In association with camra and collaborating curator Arjun Shankar, Ethnographic Terminalia presents:
Sweet Tea
Sweet Tea, a feature-length experimental/ethnographic documentary, will follow the personal and scholarly trajectory of researcher and activist E. Patrick Johnson. Johnson (the first Black man from his small town of Hickory, North Carolina, to earn a PhD) uses social scientific and humanistic methods to examine questions of identity and community in contemporary society. As someone who has documented his own coming-out story, Johnson also seeks to understand the many different experiences of Black gay men from the South and to share their stories with audiences through both scholarly and artistic means. Most recently, he has transformed his extensive ethnographic life history interviews with gay Black Southerners into a one-man theatrical show, Sweet Tea. This ethnographic film (of the same name) will combine footage from the rehearsal and production of that show with documentary moments from the lives of both Johnson and his interview participants, depicting both his research process and the complexities of his relationships with the men in his study. The film, much like Johnson’s work itself, attempts to transcend conventional assumptions about what counts as “scholarship”—and to reimagine how such scholarship can/should be shared. How do we represent portions of other people’s life stories? How do those stories impact us as researchers and viewers? What does it even mean to blur the boundaries between art and science, scholarship and activism, and what’s to be gained from doing so? Sweet Tea, the film, attempts to place these interconnected themes and questions in critical and creative conversation.
Biographies
Nora Gross is a PhD student at the University of Pennsylvania in Education and Sociology. Her ethnographic research focuses on the relationship between adolescents’ gender, racial, and academic identities. She has an MA in Sociology of Education and a Graduate Certificate in Documentary Media Studies.
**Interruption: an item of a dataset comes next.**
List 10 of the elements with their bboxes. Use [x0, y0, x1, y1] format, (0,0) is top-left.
John L. Jackson, Jr., is Dean of the University of Pennsylvania’s School of Social Policy and Practice. He also is the Richard Perry University Professor of Communication, Africana Studies, and Anthropology. Dr. Jackson’s research examines racial and class-based differences in contemporary urban environments, including a focus on how urbanites themselves theorize and deploy those differences in everyday interactions.
Patrick Johnson is the Carlos Montezuma Professor of Performance Studies and African American Studies at Northwestern University. A scholar/artist, Johnson performs nationally and internationally and has published widely in the areas of race, gender, sexuality and performance.